Identifies a problem for policymaking: the absence of standards for defining, measuring, and using scientific opinion and the resulting accidental or intentional dissemination of misinformation and the marginalization of science where science could be most beneficial. Argues that scientific opinion can be usefully measured by systematic surveys of scientists that employ standards similar to those that govern public opinion surveys, including systematic decisions about target populations, sampling frames, and sampling techniques. Shows that survey results may be used to corroborate other types of information, refine or contradict other information, and offer novel insights into emerging issues, such as adaptations to climate change, that are currently not addressed with any other type of available information.
"The Surprisingly Nonviolent Aftermath of the Beslan School Hostage Taking" (with Vanessa A. Baird). Problems of Post-Communism 58, no. 4 (2011): 3-22.

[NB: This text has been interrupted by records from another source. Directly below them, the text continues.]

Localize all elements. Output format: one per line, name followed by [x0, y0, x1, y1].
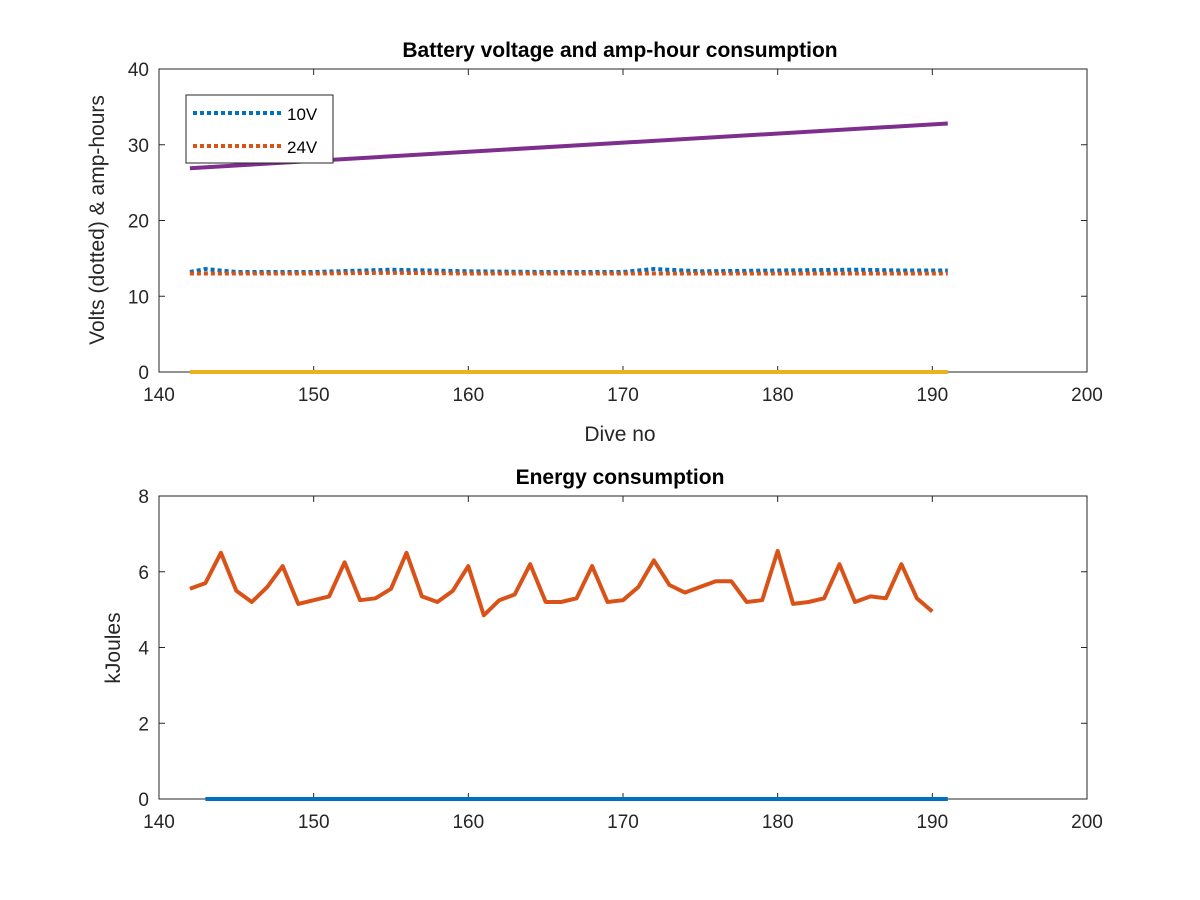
- series-24v-chart0: [189, 270, 948, 276]
- battery-chart-xlabel: Dive no: [584, 423, 655, 446]
- legend-label-10v: 10V: [287, 105, 318, 124]
- energy-chart-title: Energy consumption: [516, 466, 725, 489]
- x-tick-label: 200: [1071, 812, 1103, 833]
- x-tick-label: 200: [1071, 385, 1103, 406]
- x-tick-label: 160: [452, 812, 484, 833]
- x-tick-label: 160: [452, 385, 484, 406]
- x-tick-label: 150: [298, 812, 330, 833]
- x-tick-label: 190: [916, 812, 948, 833]
- y-tick-label: 40: [128, 60, 149, 81]
- battery-legend: 10V 24V: [185, 94, 334, 164]
- x-tick-label: 170: [607, 385, 639, 406]
- x-tick-label: 180: [762, 385, 794, 406]
- y-tick-label: 4: [138, 639, 149, 660]
- y-tick-label: 6: [138, 563, 149, 584]
- y-tick-label: 20: [128, 212, 149, 233]
- x-tick-label: 140: [143, 812, 175, 833]
- x-tick-label: 170: [607, 812, 639, 833]
- x-tick-label: 140: [143, 385, 175, 406]
- y-tick-label: 10: [128, 287, 149, 308]
- y-tick-label: 0: [138, 790, 149, 811]
- x-tick-label: 150: [298, 385, 330, 406]
- legend-box: [185, 94, 334, 164]
- series-line-0-chart1: [189, 548, 934, 618]
- y-tick-label: 8: [138, 487, 149, 508]
- x-tick-label: 180: [762, 812, 794, 833]
- energy-chart-ylabel: kJoules: [102, 612, 125, 683]
- battery-voltage-axes: Battery voltage and amp-hour consumption…: [86, 39, 1103, 446]
- legend-label-24v: 24V: [287, 138, 318, 157]
- y-tick-label: 2: [138, 714, 149, 735]
- battery-chart-ylabel: Volts (dotted) & amp-hours: [86, 95, 109, 345]
- energy-consumption-axes: Energy consumption kJoules 140 150 160 170 1…: [102, 466, 1103, 833]
- battery-chart-title: Battery voltage and amp-hour consumption: [402, 39, 837, 62]
- y-tick-label: 30: [128, 136, 149, 157]
- x-tick-label: 190: [916, 385, 948, 406]
- y-tick-label: 0: [138, 363, 149, 384]
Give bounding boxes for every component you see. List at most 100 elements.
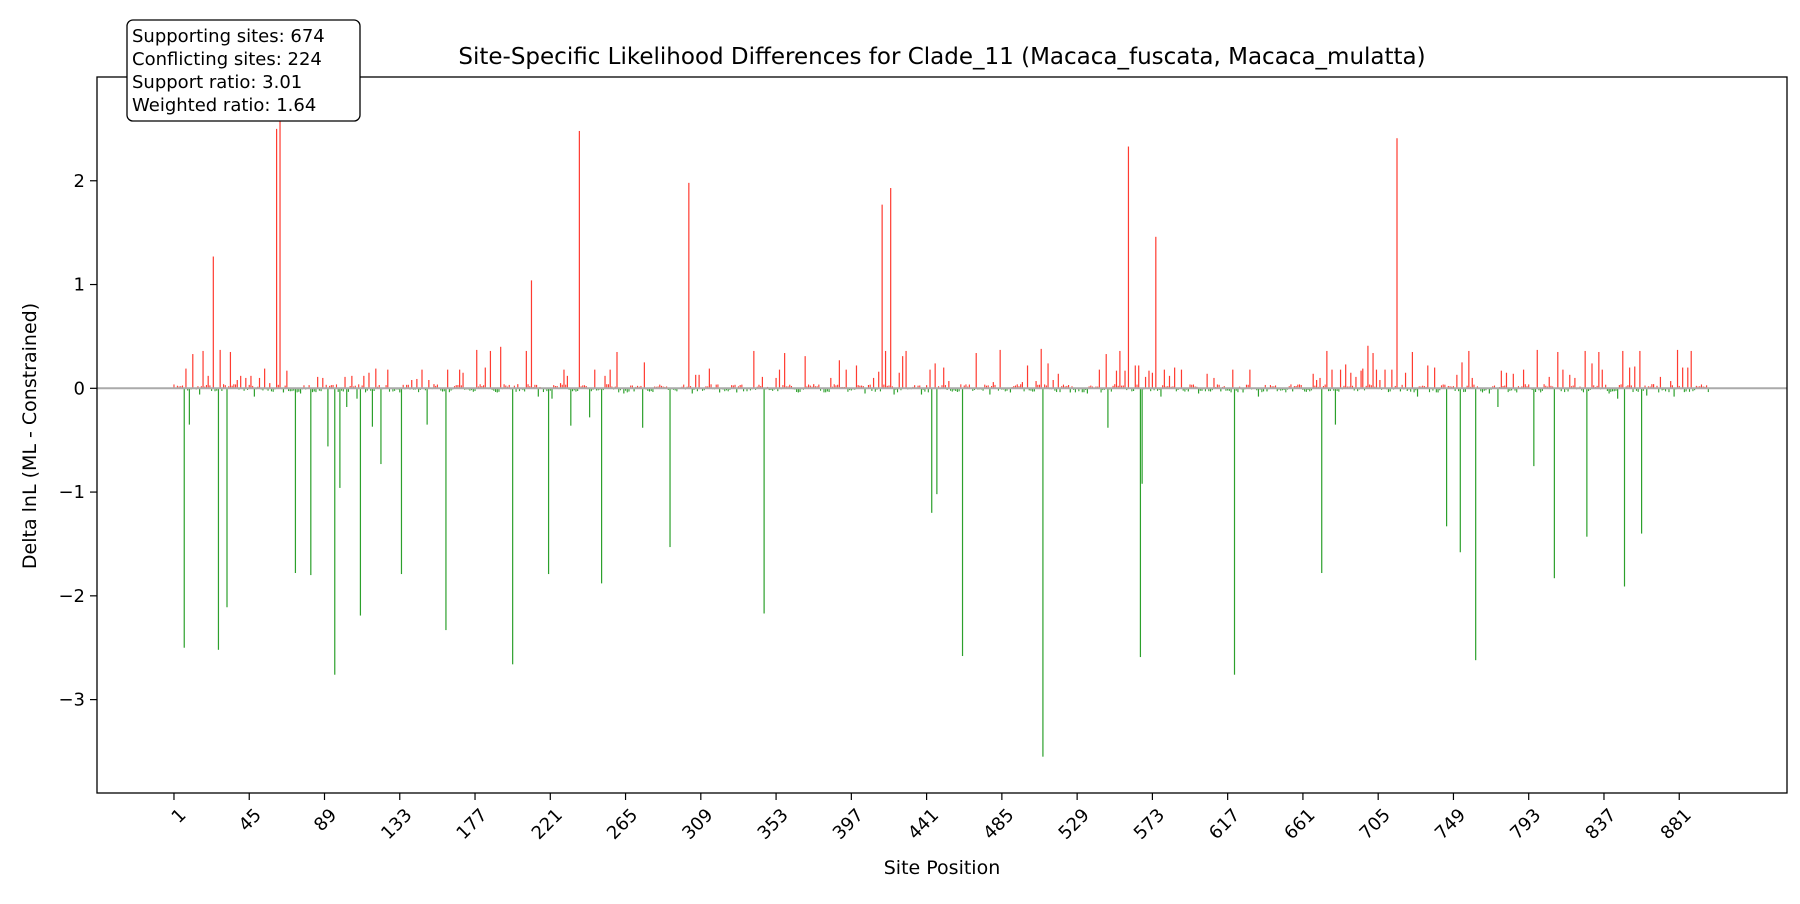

Chronicles the mostly nonviolent aftermath of the 2004 school hostage taking in Beslan, North Ossetia, which had been widely expected to provoke retaliatory violence by ethnic Ossetians against ethnic Ingush and Chechens. Draws on surveys of 1,098 victims (82 percent response rate) and describes characteristics common to those who supported violent retaliation and those who participated in peaceful political action.

Protest and the Politics of Blame: The Russian Response to Unpaid Wages (University of Michigan Press, 2003).
Describes one of the biggest problems of Russia’s political and economic transition from Soviet rule, the wage arrears crisis, and the relative passivity of most Russians in the face of such desperate circumstances. Focuses on the need to specify blame among the dizzying number of culprits and problem solvers in the crisis. Shows that understanding causal relationships drives human behavior and that specificity in attributing blame for a problem influences whether people address that problem through protest.
"The Role of Blame in Collective Action: Evidence from Russia" American Political Science Review 97, no. 1 (2003): 107-121.
Uses evidence from an original nationwide survey of 2,026 adult Russians conducted in 1998 during the height of the Russian wage arrears crisis. Shows that Russians who attributed blame for the crisis to specific culprits or problem-solvers protested more than Russians who did not, and the mobilizing efforts of entrepreneurs had a greater impact on the less specific attributors.